The text of the interview follows:
Al-Monitor: Perhaps the role of an organization such as Physicians for Human Rights is to focus on providing humanitarian medical help to populations in need and not to protest against government policy?
Walden: The aims and activities of the organization are to promote the right to health of all the populations under Israel’s responsibility. We are proud of the fact that we do not make do with presenting a humanitarian face.
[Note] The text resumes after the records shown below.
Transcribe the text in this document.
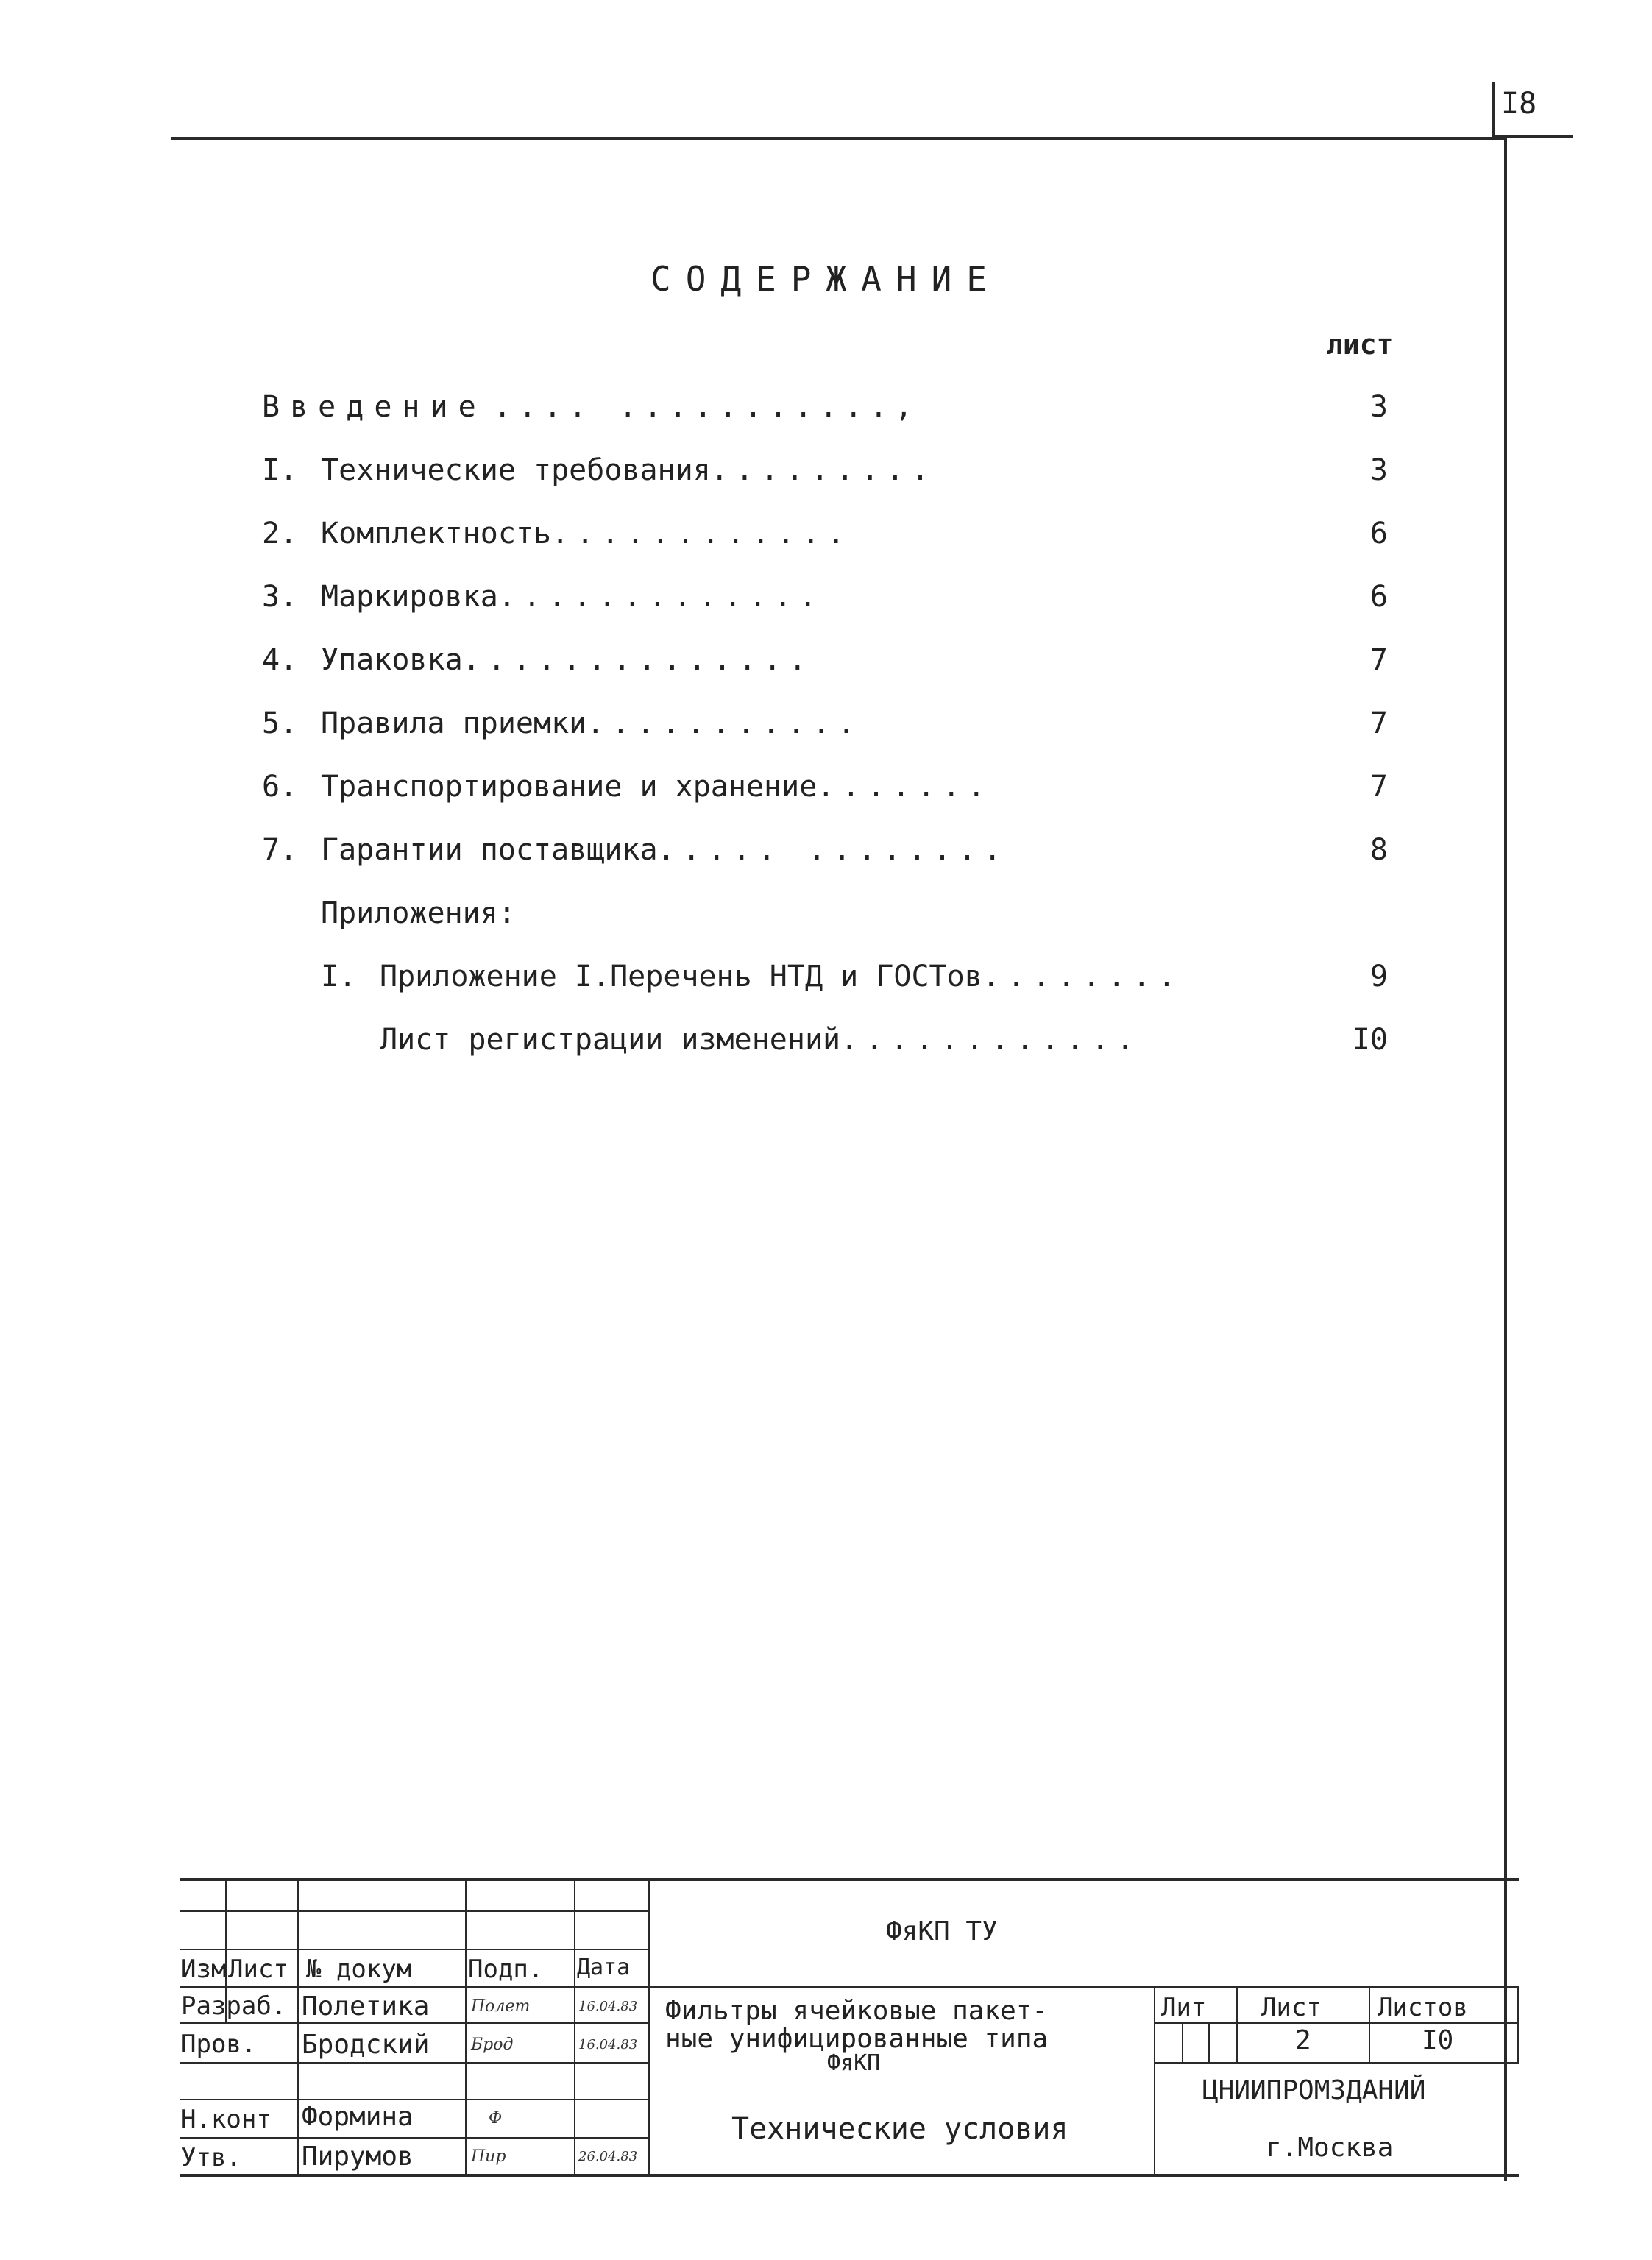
I8
СОДЕРЖАНИЕ
лист
Введение .... ...........,	3
I. Технические требования. ........	3
2. Комплектность. ...........	6
3. Маркировка. ............	6
4. Упаковка. .............	7
5. Правила приемки. ..........	7
6. Транспортирование и хранение. ......	7
7. Гарантии поставщика. .... ........	8
Приложения:
I. Приложение I.Перечень НТД и ГОСТов. .......	9
Лист регистрации изменений. ...........	I0
ФяКП ТУ
Изм Лист № докум Подп. Дата
Разраб. Полетика	Полет	16.04.83
Пров. Бродский	Брод	16.04.83
Н.конт Формина	Ф
Утв. Пирумов	Пир	26.04.83
Фильтры ячейковые пакет-
ные унифицированные типа
ФяКП
Технические условия
Лит Лист Листов
2	I0
ЦНИИПРОМЗДАНИЙ
г.Москва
Our job is also to direct a critical look at government policy that brings patients to our doors or prevents them from getting to us, and to advocate change. We apply this approach also in our diverse activity within Israel to strengthen the country’s public health system, help the poor who cannot afford to buy medications, regulate human experiments, provide treatment to refugees and undocumented aliens, ensure fair medical treatment for prisoners and more.
We believe that with this activity we carry out the deep professional and ethical commitment of the medical community. We will not stand on the sidelines when we witness the violation of our patients’ right to health.
Al-Monitor: Is it not legitimate for the government to refuse help, directly or indirectly, for the funding of an organization that slanders it?
Walden: Harnessing the bureaucratic machine to achieve political ends constitutes further deterioration in the campaign to delegitimize human rights groups and civil society in Israel. Any time the authorities are worried about publicly confronting political-humanitarian activities which do not conform to government policy, they recruit the bureaucracy. Under the guise of a supposedly genuine examination, they pose questions and impose conditions. These tools were proven effective in the campaign against recognition of Bedouin ownership of lands on which they have lived for generations. Using such means, it prevents family reunification of Palestinians with their Israeli spouses and this is also how they exhaust the asylum seekers. Now these same means are being used against human rights organizations fighting for basic human rights such as medical care and food. This is what is known as the “tyranny of bureaucracy.”